The left frontal cortex supports reserve in aging by enhancing functional network efficiency
Background Recent evidence derived from functional magnetic resonance imaging (fMRI) studies suggests that functional hubs (i.e., highly connected brain regions) are important for mental health. We found recently that global connectivity of a hub in the left frontal cortex (LFC connectivity) is associated with relatively preserved memory abilities and higher levels of protective factors (education, IQ) in normal aging and Alzheimer’s disease. These results suggest that LFC connectivity supports reserve capacity, alleviating memory decline. An open question, however, is why LFC connectivity is beneficial and supports memory function in the face of neurodegeneration. We hypothesized that higher LFC connectivity is associated with enhanced efficiency in connected major networks involved in episodic memory.
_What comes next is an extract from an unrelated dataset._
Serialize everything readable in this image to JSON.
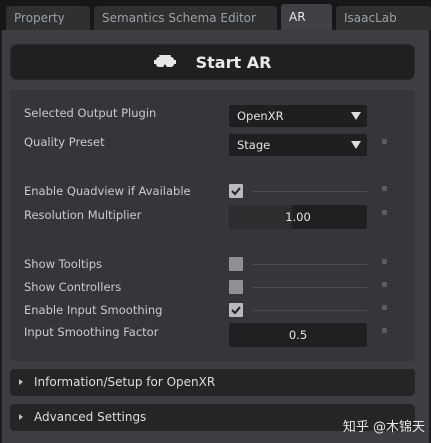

We further hypothesized that higher LFC-related network efficiency predicts higher memory abilities. Methods We assessed fMRI during a face-name association learning task performed by 26 healthy, cognitively normal elderly participants. Using beta-series correlation analysis, we computed task-related LFC connectivity to key memory networks, including the default mode network (DMN) and dorsal attention network (DAN). Network efficiency within the DMN and DAN was estimated by the graph theoretical small-worldness statistic. We applied linear regression analyses to test the association between LFC connectivity with the DMN/DAN and small-worldness of these networks. Mediation analysis was applied to test LFC connectivity to the DMN and DAN as a mediator of the association between education and higher DMN and DAN small-worldness. Last, we tested network small-worldness as a predictor of memory performance. Results We found that higher LFC connectivity to the DMN and DAN during successful memory encoding and recognition was associated with higher small-worldness of those networks. Higher task-related LFC connectivity mediated the association between education and higher small-worldness in the DMN and DAN. Further, higher small-worldness of these networks predicted better performance in the memory task. Conclusions The present results suggest that higher education-related LFC connectivity to key memory networks during a memory task is associated with higher network efficiency and thus enhanced reserve of memory abilities in aging.